|
In his classic facilitation work, Facilitator's Guide to Participatory
Decison-Making, (New Socety Publishers, Gabriola Island,
BC, Canada, 1996) Sam Kaner presents a deceptively simple model
of what takes place when a group comes together to make a decision.
A new topic is introduced and the group first repeats the common
wisdom about the topic. For known matters, this is enough to build
a solution and proceed. Nothing else has to happen.
However, when the group is confronted with an issue that their
accepted wisdom cannot address, then they begin to talk. They start
to look at the topic from many different perspectives. There are
complaints and suggestions, discussion of what has been tried and
failed, arguments about alternative ways to pose the questions,
and so on. Kaner calls this process the "Divergent Zone",
where the group diverges from the initial question in order to address
it fully.
After a while, so much has surfaced that some in the group begin
to get nervous. There can be calls for "process check"
and the facilitator may wonder if things have gotten out of hand.
When people start to think about all of what they have said, it
just doesn't seem likely they will be able to wrap it up. This,
says Sam Kaner, could be called the "Groan Zone", in which
the group really has to grapple with all the
|
aspects of the problem, all the parties involved, and so on. Here
is where workshops can easily collapse, because facilitator and
group lose their nerve.
The challenge is to know when and how to converge -- to bring the
many themes and concerns together into an agreement that the group
can discuss. This process of pulling a wide variety of points towards
a decison point Kaner names the "Convergent Zone". here
the gorup carefully seeks a way to formulate what has to be decided.

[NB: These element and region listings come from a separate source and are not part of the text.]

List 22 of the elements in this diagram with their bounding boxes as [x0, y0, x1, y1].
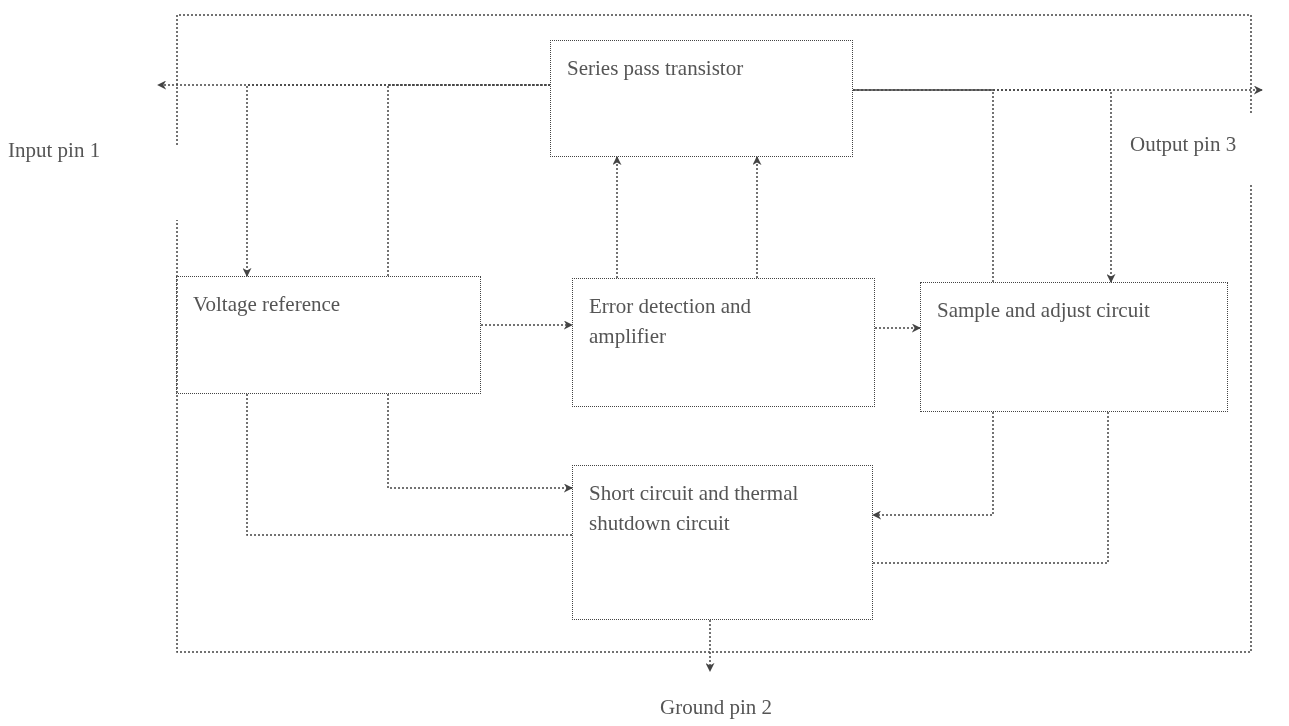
block-box	[572, 278, 875, 407]
arrow	[387, 393, 573, 493]
block-label: Sample and adjust circuit	[937, 297, 1151, 324]
block-box	[550, 40, 853, 157]
block-box	[920, 282, 1228, 412]
arrow	[872, 411, 994, 520]
arrow	[874, 323, 921, 333]
block-label: Voltage reference	[193, 291, 342, 318]
pin-label: Output pin 3	[1130, 132, 1237, 157]
block-label: Error detection and amplifier	[589, 293, 753, 350]
block-box	[572, 465, 873, 620]
arrow	[242, 84, 551, 277]
block-box	[176, 276, 481, 394]
block-label: Short circuit and thermal shutdown circuit	[589, 480, 800, 537]
pin-label: Input pin 1	[8, 138, 101, 163]
pin-label: Ground pin 2	[660, 695, 772, 720]
arrow	[752, 156, 762, 279]
arrow	[480, 320, 573, 330]
arrow	[705, 619, 715, 672]
arrow	[852, 89, 1116, 283]
block-label: Series pass transistor	[567, 55, 745, 82]
arrow	[612, 156, 622, 279]
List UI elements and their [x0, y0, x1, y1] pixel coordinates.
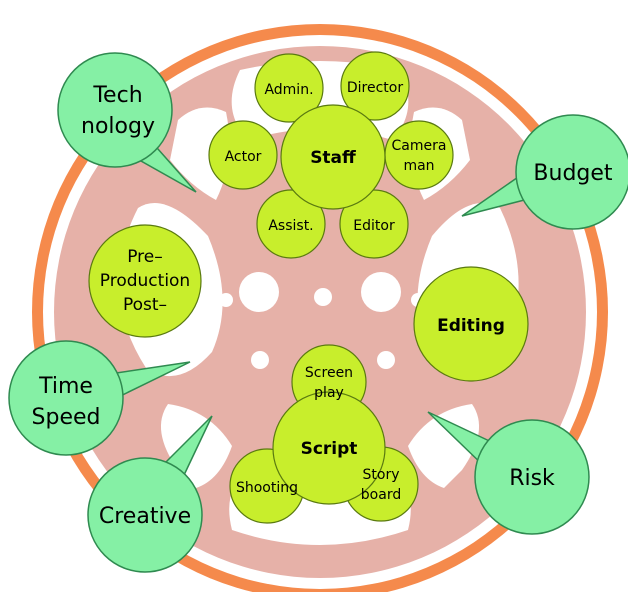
- callout-budget: Budget: [461, 114, 628, 230]
- callout-bubble: [87, 457, 203, 573]
- label-storyboard-line1: Story: [363, 467, 400, 483]
- callout-risk-text: Risk: [509, 466, 555, 491]
- label-screenplay-line2: play: [314, 385, 344, 401]
- label-admin: Admin.: [264, 82, 313, 98]
- label-storyboard-line2: board: [361, 487, 401, 503]
- node-admin: [254, 53, 324, 123]
- callout-bubble: [515, 114, 628, 230]
- label-cameraman-line1: Camera: [392, 138, 447, 154]
- label-pre: Pre–: [127, 247, 163, 267]
- reel-window-bottom-right: [408, 404, 480, 488]
- callout-bubble: [474, 419, 590, 535]
- label-shooting: Shooting: [236, 480, 298, 496]
- label-editing: Editing: [437, 316, 505, 336]
- reel-window-top-left: [170, 107, 230, 200]
- label-cameraman-line2: man: [403, 158, 434, 174]
- node-staff-center: [280, 104, 386, 210]
- reel-hole-center: [314, 288, 332, 306]
- callout-bubble: [57, 52, 173, 168]
- label-script: Script: [301, 439, 358, 459]
- callout-bubble: [8, 340, 124, 456]
- label-actor: Actor: [225, 149, 262, 165]
- callout-risk: Risk: [427, 411, 590, 535]
- callout-creative-text: Creative: [99, 504, 191, 529]
- label-editor: Editor: [353, 218, 395, 234]
- reel-hole: [251, 351, 269, 369]
- label-director: Director: [347, 80, 403, 96]
- callout-technology: Tech nology: [57, 52, 197, 193]
- label-assist: Assist.: [268, 218, 313, 234]
- node-production: [88, 224, 202, 338]
- label-staff: Staff: [310, 148, 356, 168]
- script-cluster: Screen play Script Shooting Story board: [229, 344, 419, 524]
- node-director: [340, 51, 410, 121]
- label-production: Production: [100, 271, 190, 291]
- node-script-center: [272, 391, 386, 505]
- editing-node: Editing: [413, 266, 529, 382]
- reel-hole: [377, 351, 395, 369]
- label-post: Post–: [123, 295, 167, 315]
- reel-hole: [361, 272, 401, 312]
- callout-time-speed: Time Speed: [8, 340, 191, 456]
- label-screenplay-line1: Screen: [305, 365, 353, 381]
- node-cameraman: [384, 120, 454, 190]
- callout-creative: Creative: [87, 415, 213, 573]
- reel-hole: [239, 272, 279, 312]
- reel-hole: [219, 293, 233, 307]
- callout-technology-line2: nology: [81, 114, 155, 139]
- node-actor: [208, 120, 278, 190]
- staff-cluster: Admin. Director Actor Camera man Assist.…: [208, 51, 454, 259]
- node-editing: [413, 266, 529, 382]
- node-editor: [339, 189, 409, 259]
- node-assist: [256, 189, 326, 259]
- production-node: Pre– Production Post–: [88, 224, 202, 338]
- callout-time-line2: Speed: [32, 405, 101, 430]
- callout-time-line1: Time: [38, 374, 93, 399]
- callout-technology-line1: Tech: [92, 83, 142, 108]
- callout-budget-text: Budget: [533, 161, 613, 186]
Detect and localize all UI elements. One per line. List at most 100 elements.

Finally, the group grapples with the decision as they have agreed
to state it. It can be as simple as yes / no or as complex as pages
of detail. This phase of making the agreement is the "Closure
Zone".
What Sam Kaner does for us here is to offer a way of seeing a meeting
in which new material arises, differences are discussed and conflict
occurs, not as some aberration to be deplored, but in fact a normal,
manageable process. The group can anticipate when and why it will
be difficult. Naturally no clear process can guarantee a quality
outcome, but it can indeed free a group from fear of wasting their
time and energy in pointless struggle.